Sunday, March 29, 2009

Crime Proposal- no. 2

In defending his proposal for a commission to study the criminal justice system in the U.S.A., Senator Jim Webb (D.-Va.) on the Senate floor emphasized

We have 5% of the world's population; we have 25% of the world's known prison population. We have an incarceration rate in the United States, the world's greatest democracy, that is five times as high as the average incarceration rate of the rest of the world. There are only two possibilities here: either we have the most evil people on earth living in the United States; or we are doing something dramatically wrong in terms of how we approach the issue of criminal justice.

Not quite. There may be "something dramatically wrong in terms of how we approach the issue of criminal justice." While Senator Webb is concerned about the lack of treatment of mentally ill inmates, the "sharp increase" of individuals incarcerated for drug offenses, and the preponderance of blacks in (federal) prison, many Americans believe judges hand out weak sentences, inmates are coddled, and the death penalty should be more widely applied.

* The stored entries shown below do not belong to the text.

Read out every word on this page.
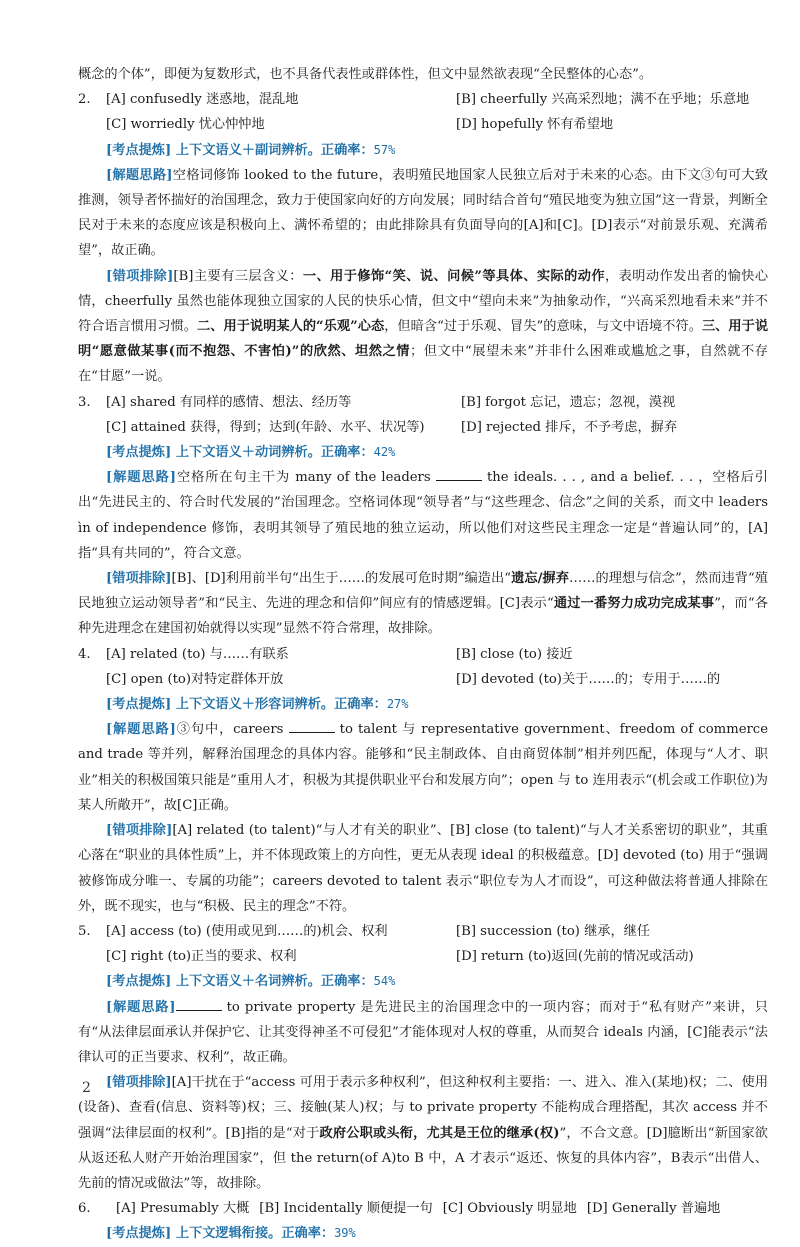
概念的个体”，即便为复数形式，也不具备代表性或群体性，但文中显然欲表现“全民整体的心态”。

2.	[A] confusedly 迷惑地，混乱地	[B] cheerfully 兴高采烈地；满不在乎地；乐意地
[C] worriedly 忧心忡忡地	[D] hopefully 怀有希望地
[考点提炼] 上下文语义＋副词辨析。正确率：57%

[解题思路]空格词修饰 looked to the future，表明殖民地国家人民独立后对于未来的心态。由下文③句可大致推测，领导者怀揣好的治国理念，致力于使国家向好的方向发展；同时结合首句“殖民地变为独立国”这一背景，判断全民对于未来的态度应该是积极向上、满怀希望的；由此排除具有负面导向的[A]和[C]。[D]表示“对前景乐观、充满希望”，故正确。

[错项排除][B]主要有三层含义：一、用于修饰“笑、说、问候”等具体、实际的动作，表明动作发出者的愉快心情，cheerfully 虽然也能体现独立国家的人民的快乐心情，但文中“望向未来”为抽象动作，“兴高采烈地看未来”并不符合语言惯用习惯。二、用于说明某人的“乐观”心态，但暗含“过于乐观、冒失”的意味，与文中语境不符。三、用于说明“愿意做某事(而不抱怨、不害怕)”的欣然、坦然之情；但文中“展望未来”并非什么困难或尴尬之事，自然就不存在“甘愿”一说。

3.	[A] shared 有同样的感情、想法、经历等	[B] forgot 忘记，遗忘；忽视，漠视
[C] attained 获得，得到；达到(年龄、水平、状况等)	[D] rejected 排斥，不予考虑，摒弃
[考点提炼] 上下文语义＋动词辨析。正确率：42%

[解题思路]空格所在句主干为 many of the leaders	the ideals. . . , and a belief. . . ，空格后引出“先进民主的、符合时代发展的”治国理念。空格词体现“领导者”与“这些理念、信念”之间的关系，而文中 leaders ìn of independence 修饰，表明其领导了殖民地的独立运动，所以他们对这些民主理念一定是“普遍认同”的，[A]指“具有共同的”，符合文意。

[错项排除][B]、[D]利用前半句“出生于……的发展可危时期”编造出“遗忘/摒弃……的理想与信念”，然而违背“殖民地独立运动领导者”和“民主、先进的理念和信仰”间应有的情感逻辑。[C]表示“通过一番努力成功完成某事”，而“各种先进理念在建国初始就得以实现”显然不符合常理，故排除。

4.	[A] related (to) 与……有联系	[B] close (to) 接近
[C] open (to)对特定群体开放	[D] devoted (to)关于……的；专用于……的
[考点提炼] 上下文语义＋形容词辨析。正确率：27%

[解题思路]③句中，careers	to talent 与 representative government、freedom of commerce and trade 等并列，解释治国理念的具体内容。能够和“民主制政体、自由商贸体制”相并列匹配，体现与“人才、职业”相关的积极国策只能是“重用人才，积极为其提供职业平台和发展方向”；open 与 to 连用表示“(机会或工作职位)为某人所敞开”，故[C]正确。

[错项排除][A] related (to talent)“与人才有关的职业”、[B] close (to talent)“与人才关系密切的职业”，其重心落在“职业的具体性质”上，并不体现政策上的方向性，更无从表现 ideal 的积极蕴意。[D] devoted (to) 用于“强调被修饰成分唯一、专属的功能”；careers devoted to talent 表示“职位专为人才而设”，可这种做法将普通人排除在外，既不现实，也与“积极、民主的理念”不符。

5.	[A] access (to) (使用或见到……的)机会、权利	[B] succession (to) 继承，继任
[C] right (to)正当的要求、权利	[D] return (to)返回(先前的情况或活动)
[考点提炼] 上下文语义＋名词辨析。正确率：54%

[解题思路]	to private property 是先进民主的治国理念中的一项内容；而对于“私有财产”来讲，只有“从法律层面承认并保护它、让其变得神圣不可侵犯”才能体现对人权的尊重，从而契合 ideals 内涵，[C]能表示“法律认可的正当要求、权利”，故正确。

[错项排除][A]干扰在于“access 可用于表示多种权利”，但这种权利主要指：一、进入、准入(某地)权；二、使用(设备)、查看(信息、资料等)权；三、接触(某人)权；与 to private property 不能构成合理搭配，其次 access 并不强调“法律层面的权利”。[B]指的是“对于政府公职或头衔，尤其是王位的继承(权)”，不合文意。[D]臆断出“新国家欲从返还私人财产开始治理国家”，但 the return(of A)to B 中，A 才表示“返还、恢复的具体内容”，B表示“出借人、先前的情况或做法”等，故排除。

6.	[A] Presumably 大概 [B] Incidentally 顺便提一句 [C] Obviously 明显地 [D] Generally 普遍地
[考点提炼] 上下文逻辑衔接。正确率：39%
2
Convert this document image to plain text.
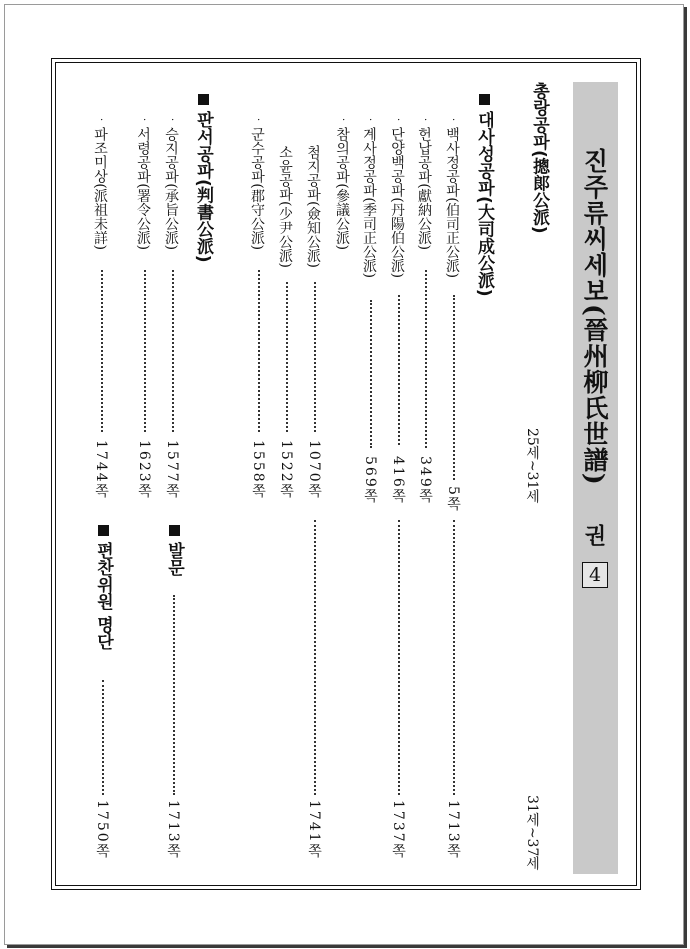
진주류씨세보(晉州柳氏世譜)
권
4
25세~31세
31세~37세
총랑공파(摠郞公派)
대사성공파(大司成公派)
·백사정공파(伯司正公派)
5쪽
1713쪽
·헌납공파(獻納公派)
349쪽
·단양백공파(丹陽伯公派)
416쪽
1737쪽
·계사정공파(季司正公派)
569쪽
·참의공파(參議公派)
첨지공파(僉知公派)
1070쪽
1741쪽
소윤공파(少尹公派)
1522쪽
·군수공파(郡守公派)
1558쪽
판서공파(判書公派)
·승지공파(承旨公派)
1577쪽
·서령공파(署令公派)
1623쪽
·파조미상(派祖未詳)
1744쪽
발문
1713쪽
편찬위원 명단
1750쪽
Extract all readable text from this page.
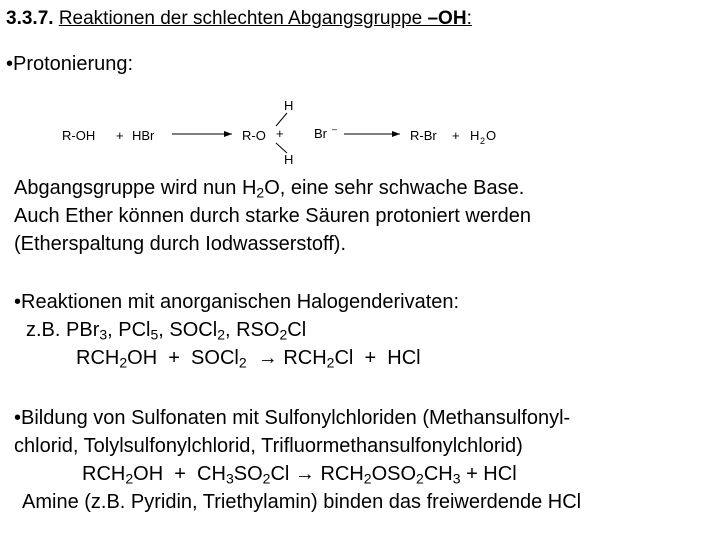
3.3.7. Reaktionen der schlechten Abgangsgruppe –OH:
•Protonierung:
R-OH + HBr	R-O +
H
H
Br –	R-Br + H 2 O
Abgangsgruppe wird nun $H_2O$, eine sehr schwache Base.
Auch Ether können durch starke Säuren protoniert werden
(Etherspaltung durch Iodwasserstoff).
•Reaktionen mit anorganischen Halogenderivaten:
z.B. PBr$_3$, PCl$_5$, SOCl$_2$, $RSO_2Cl$
$RCH_2OH$  +  SOCl$_2$ → $RCH_2Cl$  +  HCl
•Bildung von Sulfonaten mit Sulfonylchloriden (Methansulfonyl-
chlorid, Tolylsulfonylchlorid, Trifluormethansulfonylchlorid)
$RCH_2OH + CH_3SO_2Cl \to RCH_2OSO_2CH_3$ + HCl
Amine (z.B. Pyridin, Triethylamin) binden das freiwerdende HCl
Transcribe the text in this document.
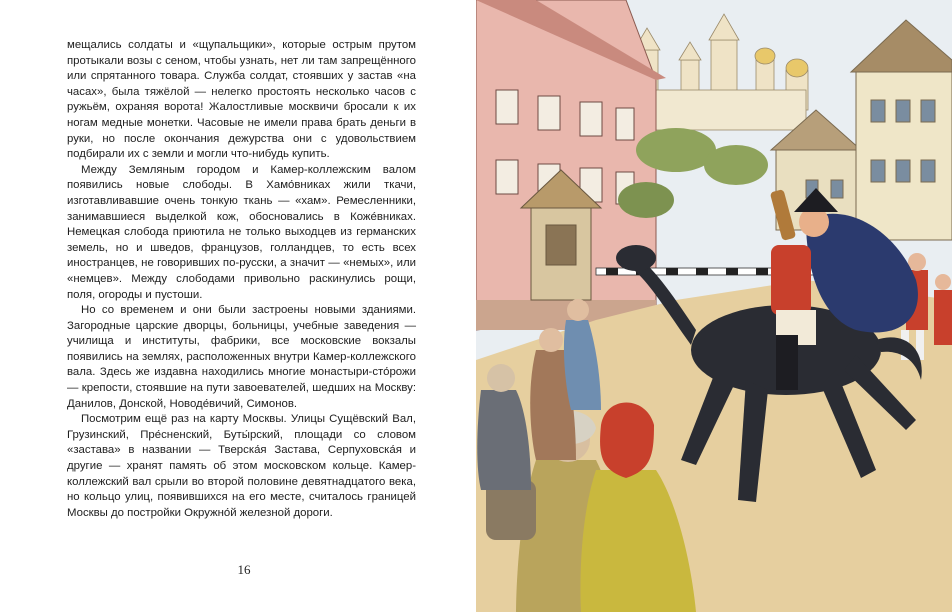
мещались солдаты и «щупальщики», которые острым прутом протыкали возы с сеном, чтобы узнать, нет ли там запрещённого или спрятанного товара. Служба солдат, стоявших у застав «на часах», была тяжёлой — нелегко простоять несколько часов с ружьём, охраняя ворота! Жалостливые москвичи бросали к их ногам медные монетки. Часовые не имели права брать деньги в руки, но после окончания дежурства они с удовольствием подбирали их с земли и могли что-нибудь купить.

Между Земляным городом и Камер-коллежским валом появились новые слободы. В Хамо́вниках жили ткачи, изготавливавшие очень тонкую ткань — «хам». Ремесленники, занимавшиеся выделкой кож, обосновались в Коже́вниках. Немецкая слобода приютила не только выходцев из германских земель, но и шведов, французов, голландцев, то есть всех иностранцев, не говоривших по-русски, а значит — «немых», или «немцев». Между слободами привольно раскинулись рощи, поля, огороды и пустоши.

Но со временем и они были застроены новыми зданиями. Загородные царские дворцы, больницы, учебные заведения — училища и институты, фабрики, все московские вокзалы появились на землях, расположенных внутри Камер-коллежского вала. Здесь же издавна находились многие монастыри-сто́рожи — крепости, стоявшие на пути завоевателей, шедших на Москву: Данилов, Донской, Новоде́вичий, Симонов.

Посмотрим ещё раз на карту Москвы. Улицы Сущёвский Вал, Грузинский, Пре́сненский, Буты́рский, площади со словом «застава» в названии — Тверска́я Застава, Серпуховска́я и другие — хранят память об этом московском кольце. Камер-коллежский вал срыли во второй половине девятнадцатого века, но кольцо улиц, появившихся на его месте, считалось границей Москвы до постройки Окружно́й железной дороги.

16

But the rate of incarceration in the United States, which Webb notes is far greater than in the world as a whole, does not suggest that we may "have the most evil people on earth" nor does it alone prove that our approach is radically misguided. Nor does the fact that African-Americans, as the Senator points out, are only approximately 12% of our population but "end up being 37% of those arrested on drug charges, 59% of those convicted, and 74% of those sentenced to prison by the numbers that have been provided by us."

Without using the "r" word, Webb appears to assume that racial bigotry accounts for the disproportionate number of black Americans in penal institutions. This is disappointing- and rather curious- for a man whose Wikipedia entry indicates wrote an op-ed piece in The Wall Street Journal in 2006 which

addressed what Webb feels is a growing economic inequality in the United States, touching on what he feels are overly permissive immigration policies, extravagant executive compensation, the detrimental effects of free trade and globalization, iniquitous tax cuts, and speedily rising health care costs, and attacking the "elites" who he says perpetuate the aforementioned woes for their personal economic gain.

In the same article, the newly-elected senator wrote

The most important--and unfortunately the least debated--issue in politics today is our society's steady drift toward a class-based system, the likes of which we have not seen since the 19th century.... If it remains unchecked, this bifurcation of opportunities and advantages along class lines has the potential to bring a period of political unrest.

It's unfortunate that Webb's critical emphasis on the poverty endured by many white Americans has obscured the reality that black Americans more often are plagued with lower incomes, more substandard housing, inadequate education and health care, dysfunctional family structure, and thus, not surprisingly (though Webb claims otherwise in his Senate remarks), a higher rate of usage of hard drugs. And if the"growing income inequality in the United States might "bring a period of political unrest," it clearly is a factor in the incidence of crime. Were the Senator willing to press for a study of the bifurcation of American society rather than repeating the tired bromides about the faults of the justice system, he would be demonstrating the courage which otherwise have characterized his public career.